Holder is hoping that history can somehow repeat itself even though the Shelby County v. Holder Supreme Court voting rights case weakened the protections of Section 5 preclearance by finding the Section 4 formula unconstitutional.

In late August, 2012 a Washington D.C. Federal Court three-judge panel found that the State’s redistricting of their voting maps were discriminatory citing that in certain cases, on paper, districts drawn to appear as Hispanic districts would in reality achieve the benefit of candidates favored by Caucasian voters. In its entirety the judges found that the map as a whole was put into effect with a “discriminatory purpose.” Additionally, they referred to the trepidations of Hispanic and black members of Congress who attested that they were excluded from the drafting of the new maps.

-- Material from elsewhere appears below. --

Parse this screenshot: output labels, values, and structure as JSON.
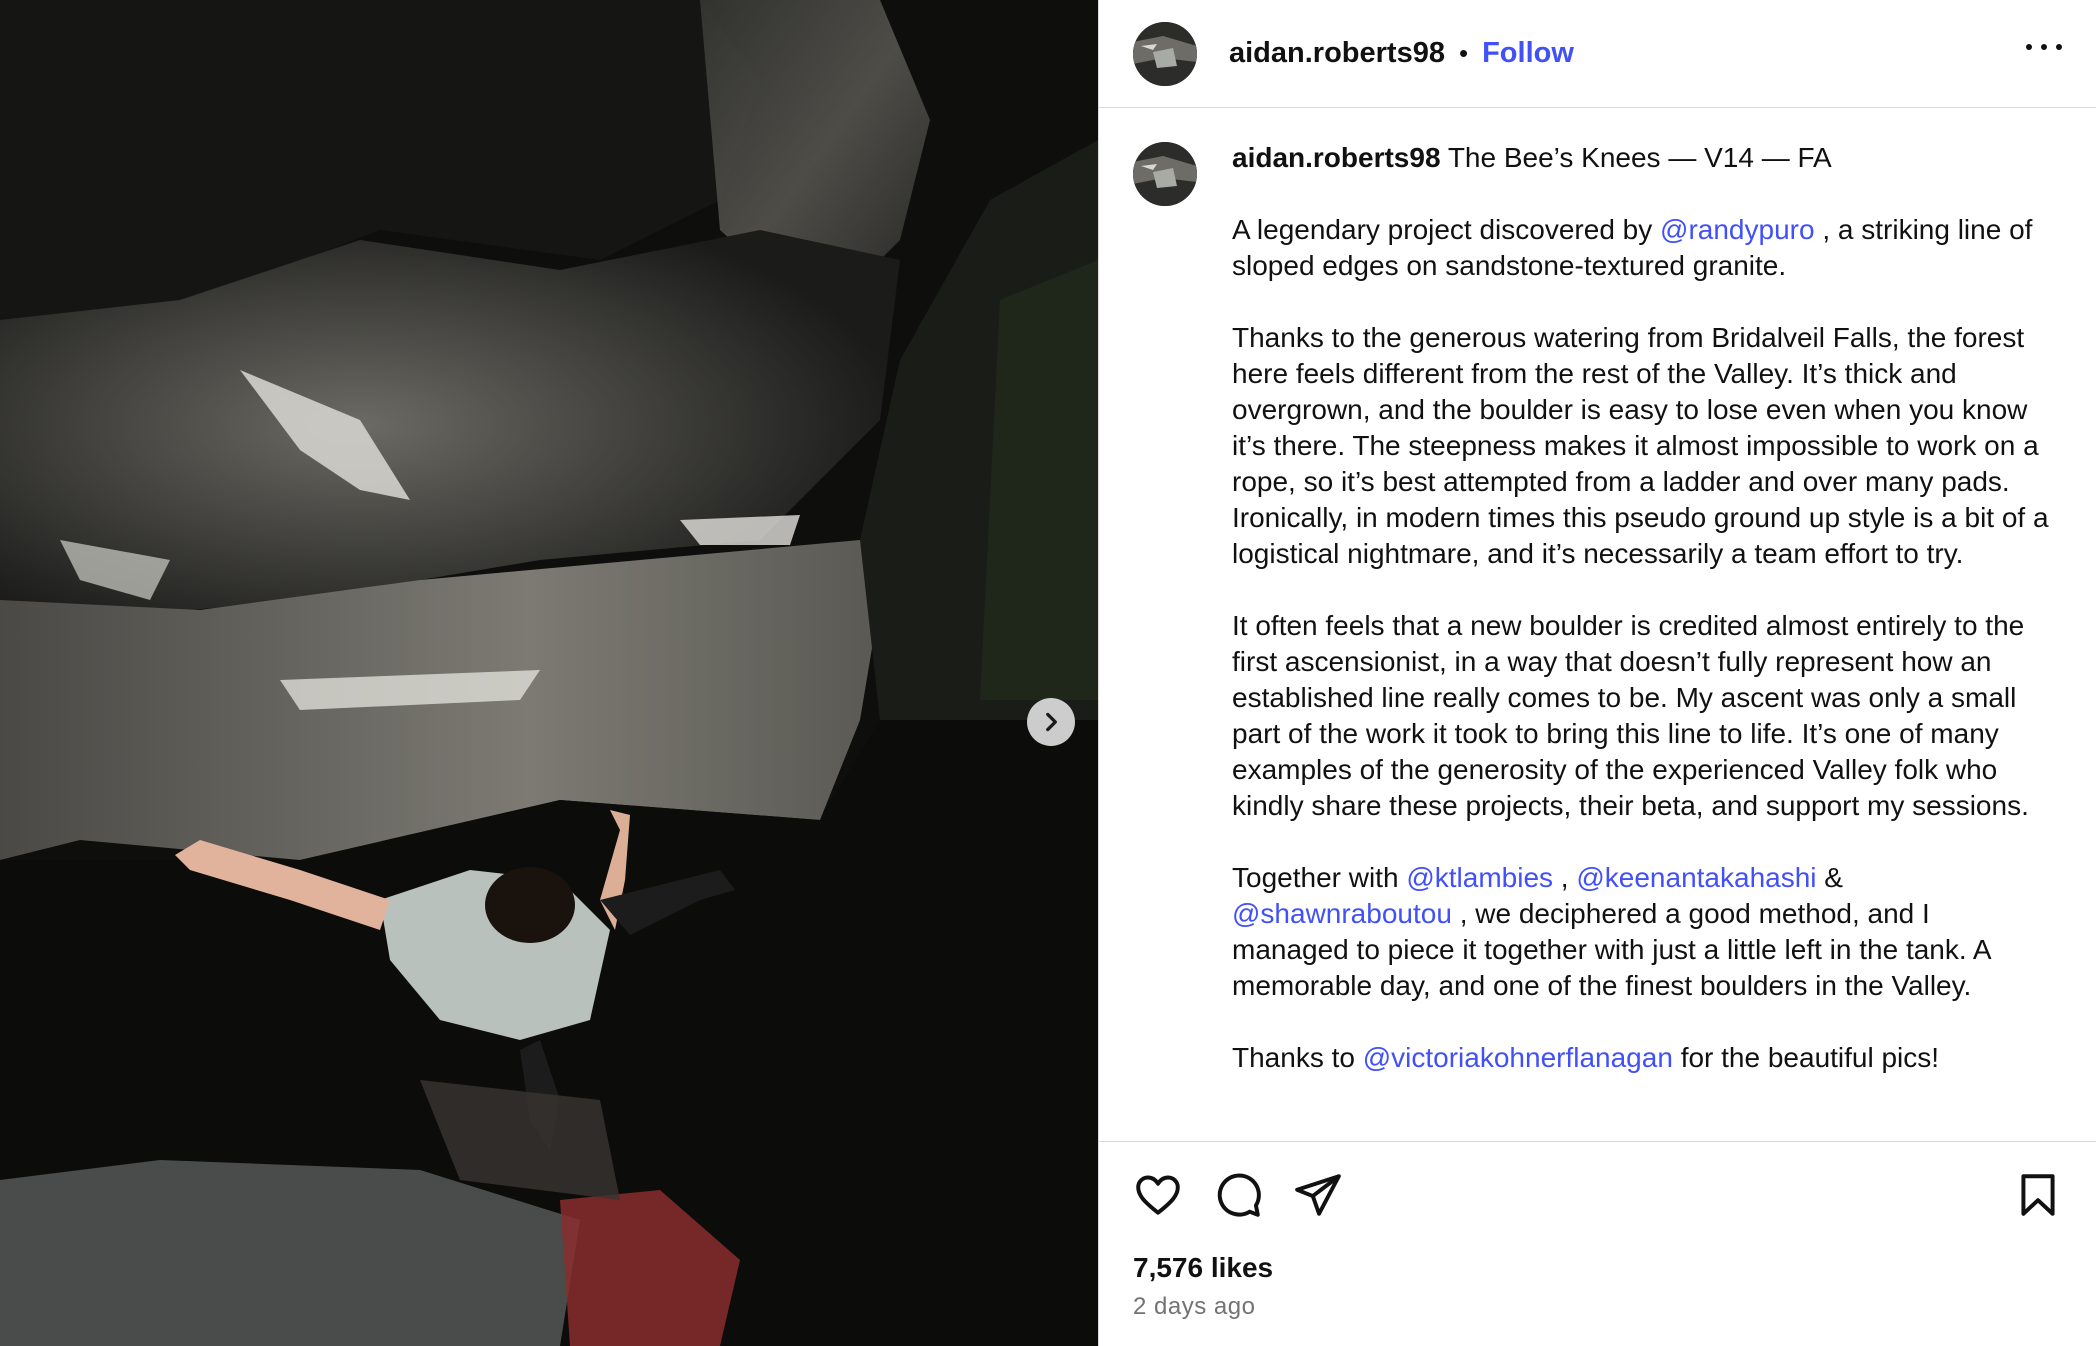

Texas State Attorney General Greg Abbott said he would appeal the decision to the Supreme Court. At that time, lawyers for his office maintained that the drawing of the maps was outlined to help Republicans preserve control but in no way were they formulated to discriminate, and that those that drew the maps didn’t know where the location of the district offices were.

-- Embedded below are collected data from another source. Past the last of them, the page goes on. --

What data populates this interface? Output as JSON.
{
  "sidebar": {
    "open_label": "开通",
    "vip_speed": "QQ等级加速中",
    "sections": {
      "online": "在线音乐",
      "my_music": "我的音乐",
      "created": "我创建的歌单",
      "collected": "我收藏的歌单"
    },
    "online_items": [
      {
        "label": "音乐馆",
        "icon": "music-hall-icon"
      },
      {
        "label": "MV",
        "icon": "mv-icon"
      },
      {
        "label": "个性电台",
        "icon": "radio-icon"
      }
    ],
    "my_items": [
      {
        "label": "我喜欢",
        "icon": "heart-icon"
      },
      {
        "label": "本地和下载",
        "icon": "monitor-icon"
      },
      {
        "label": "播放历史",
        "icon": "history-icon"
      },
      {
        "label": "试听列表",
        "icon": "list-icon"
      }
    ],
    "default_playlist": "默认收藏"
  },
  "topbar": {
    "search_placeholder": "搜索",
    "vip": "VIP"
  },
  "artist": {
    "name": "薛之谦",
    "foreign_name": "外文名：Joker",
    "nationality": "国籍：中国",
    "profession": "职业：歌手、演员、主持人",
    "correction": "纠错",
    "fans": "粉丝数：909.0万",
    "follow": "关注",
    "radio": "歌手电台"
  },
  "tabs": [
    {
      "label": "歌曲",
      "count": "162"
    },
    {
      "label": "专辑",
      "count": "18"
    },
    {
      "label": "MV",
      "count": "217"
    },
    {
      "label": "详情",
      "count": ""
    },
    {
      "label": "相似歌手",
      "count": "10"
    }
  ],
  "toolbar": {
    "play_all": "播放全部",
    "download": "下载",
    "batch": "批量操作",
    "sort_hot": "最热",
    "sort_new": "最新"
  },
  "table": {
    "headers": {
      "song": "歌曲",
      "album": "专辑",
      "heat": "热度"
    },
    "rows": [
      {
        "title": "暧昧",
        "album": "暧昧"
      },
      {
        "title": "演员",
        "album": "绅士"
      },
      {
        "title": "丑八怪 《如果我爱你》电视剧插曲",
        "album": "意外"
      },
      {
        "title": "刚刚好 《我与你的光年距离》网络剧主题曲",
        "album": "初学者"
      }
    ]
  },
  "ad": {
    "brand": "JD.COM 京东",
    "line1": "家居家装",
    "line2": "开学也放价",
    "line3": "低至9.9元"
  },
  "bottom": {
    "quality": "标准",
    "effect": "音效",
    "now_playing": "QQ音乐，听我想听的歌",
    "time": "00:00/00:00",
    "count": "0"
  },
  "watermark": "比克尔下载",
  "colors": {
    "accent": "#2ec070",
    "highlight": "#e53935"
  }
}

Hispanic and black groups claimed the decision a victory and Democrat Trey Martinez Fischer, a Texas State Representative from San Antonio called the decision a “proud moment for voting rights in Texas.” Martinez Fischer is the chairman of one of many black and Hispanic groups that were involved in the law suit against the State. In a statement to the press after the ruling he said “I think it clearly is a representation of the obvious, of what we have been saying all this time… that the face of the state of Texas is changed by the day, yet our political lines and our political representation still represents the views of a very old and different Texas.”

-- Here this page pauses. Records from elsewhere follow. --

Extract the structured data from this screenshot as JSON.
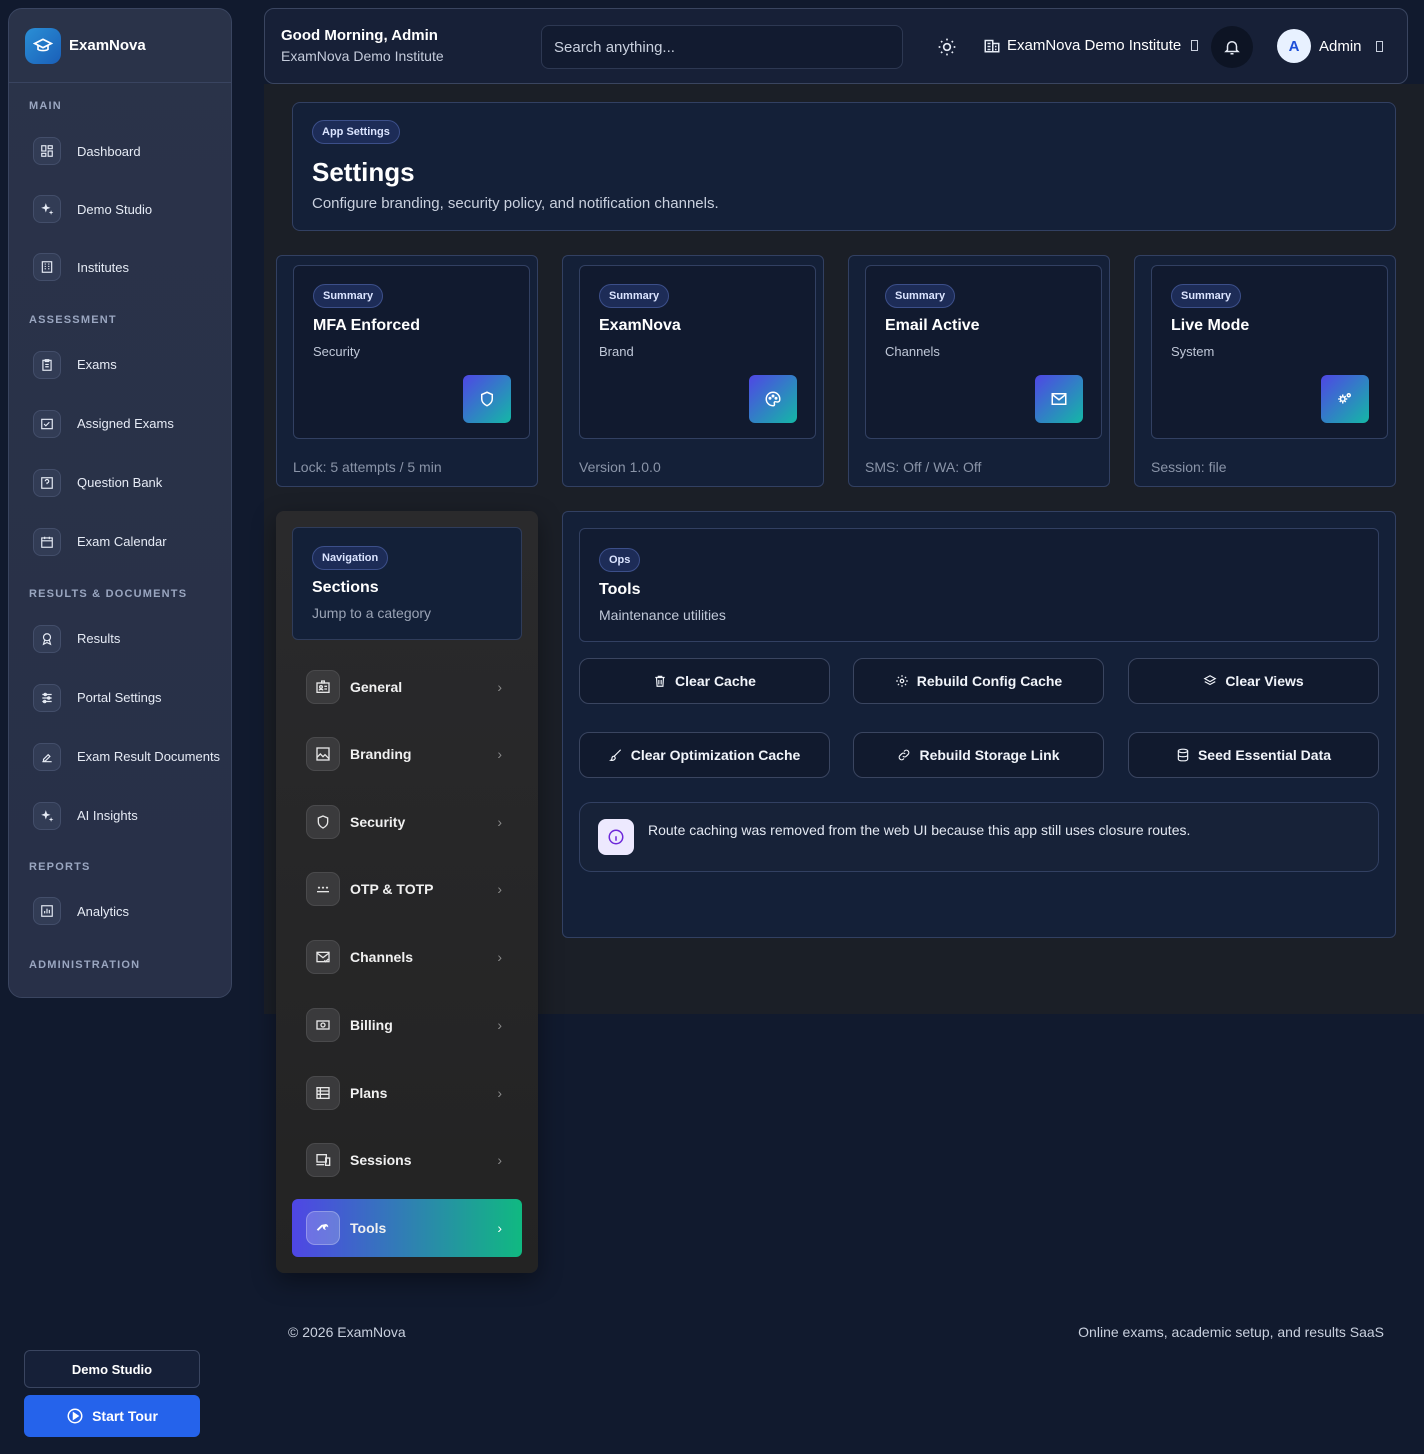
{
  "brand": {
    "name": "ExamNova"
  },
  "sidebar": {
    "sections": [
      {
        "title": "MAIN",
        "items": [
          {
            "label": "Dashboard",
            "icon": "dashboard-icon"
          },
          {
            "label": "Demo Studio",
            "icon": "sparkle-icon"
          },
          {
            "label": "Institutes",
            "icon": "building-icon"
          }
        ]
      },
      {
        "title": "ASSESSMENT",
        "items": [
          {
            "label": "Exams",
            "icon": "clipboard-icon"
          },
          {
            "label": "Assigned Exams",
            "icon": "assign-icon"
          },
          {
            "label": "Question Bank",
            "icon": "question-icon"
          },
          {
            "label": "Exam Calendar",
            "icon": "calendar-icon"
          }
        ]
      },
      {
        "title": "RESULTS & DOCUMENTS",
        "items": [
          {
            "label": "Results",
            "icon": "award-icon"
          },
          {
            "label": "Portal Settings",
            "icon": "sliders-icon"
          },
          {
            "label": "Exam Result Documents",
            "icon": "document-icon"
          },
          {
            "label": "AI Insights",
            "icon": "sparkle-icon"
          }
        ]
      },
      {
        "title": "REPORTS",
        "items": [
          {
            "label": "Analytics",
            "icon": "chart-icon"
          }
        ]
      },
      {
        "title": "ADMINISTRATION",
        "items": []
      }
    ],
    "footer": {
      "demo_label": "Demo Studio",
      "tour_label": "Start Tour"
    }
  },
  "topbar": {
    "greeting": "Good Morning, Admin",
    "institute_sub": "ExamNova Demo Institute",
    "search_placeholder": "Search anything...",
    "institute_selector": "ExamNova Demo Institute",
    "user_initial": "A",
    "user_name": "Admin"
  },
  "header": {
    "pill": "App Settings",
    "title": "Settings",
    "subtitle": "Configure branding, security policy, and notification channels."
  },
  "stats": [
    {
      "pill": "Summary",
      "title": "MFA Enforced",
      "sub": "Security",
      "footer": "Lock: 5 attempts / 5 min",
      "icon": "shield-icon"
    },
    {
      "pill": "Summary",
      "title": "ExamNova",
      "sub": "Brand",
      "footer": "Version 1.0.0",
      "icon": "palette-icon"
    },
    {
      "pill": "Summary",
      "title": "Email Active",
      "sub": "Channels",
      "footer": "SMS: Off / WA: Off",
      "icon": "mail-icon"
    },
    {
      "pill": "Summary",
      "title": "Live Mode",
      "sub": "System",
      "footer": "Session: file",
      "icon": "gears-icon"
    }
  ],
  "sections_nav": {
    "pill": "Navigation",
    "title": "Sections",
    "subtitle": "Jump to a category",
    "items": [
      {
        "label": "General",
        "icon": "id-card-icon"
      },
      {
        "label": "Branding",
        "icon": "image-icon"
      },
      {
        "label": "Security",
        "icon": "shield-icon"
      },
      {
        "label": "OTP & TOTP",
        "icon": "password-icon"
      },
      {
        "label": "Channels",
        "icon": "mail-check-icon"
      },
      {
        "label": "Billing",
        "icon": "money-icon"
      },
      {
        "label": "Plans",
        "icon": "list-icon"
      },
      {
        "label": "Sessions",
        "icon": "devices-icon"
      },
      {
        "label": "Tools",
        "icon": "wrench-icon",
        "active": true
      }
    ]
  },
  "tools": {
    "pill": "Ops",
    "title": "Tools",
    "subtitle": "Maintenance utilities",
    "buttons": [
      {
        "label": "Clear Cache",
        "icon": "trash-icon"
      },
      {
        "label": "Rebuild Config Cache",
        "icon": "gear-icon"
      },
      {
        "label": "Clear Views",
        "icon": "layers-icon"
      },
      {
        "label": "Clear Optimization Cache",
        "icon": "brush-icon"
      },
      {
        "label": "Rebuild Storage Link",
        "icon": "link-icon"
      },
      {
        "label": "Seed Essential Data",
        "icon": "database-icon"
      }
    ],
    "notice": "Route caching was removed from the web UI because this app still uses closure routes."
  },
  "footer": {
    "copyright": "© 2026 ExamNova",
    "tagline": "Online exams, academic setup, and results SaaS"
  },
  "colors": {
    "accent": "#2563eb",
    "active_gradient_start": "#4f46e5",
    "active_gradient_end": "#10b981"
  }
}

However, the effect of the decision wasn’t immediately certain, and in finality didn’t affect that year’s November election. That was due to the replacement maps having been drawn in San Antonio federal court as a substitute for the Legislature’s maps signed by the Governor the previous summer that were refused preclearance by the federal court in Washington. The judge’s ruling was not an issue in reference to the interim maps.

Two days later also in August, 2012, in the same court, another three-judge panel ruled on the other Texas law concerning the modifications to the VRA. The voter id law requiring individuals to show government-issued photo identification, mentioned above, before being allowed to cast their ballots in the upcoming election was struck down. The ruling stated that the law would dissuade voter turnout among minorities, and inflict “strict, unforgiving burdens on the poor” charging that individuals that wanted to vote but lacked the financial means for the requested proper documentation fees would be deterred in acquiring election ID cards.

Again, State Attorney General Abbott, this time along with Governor Rick Perry vowed to appeal the decision to the United States Supreme Court but it all became a moot point when the Supreme Court ruled in the Shelby v Holder case in their decision that Section 4 of the VRA was unconstitutional.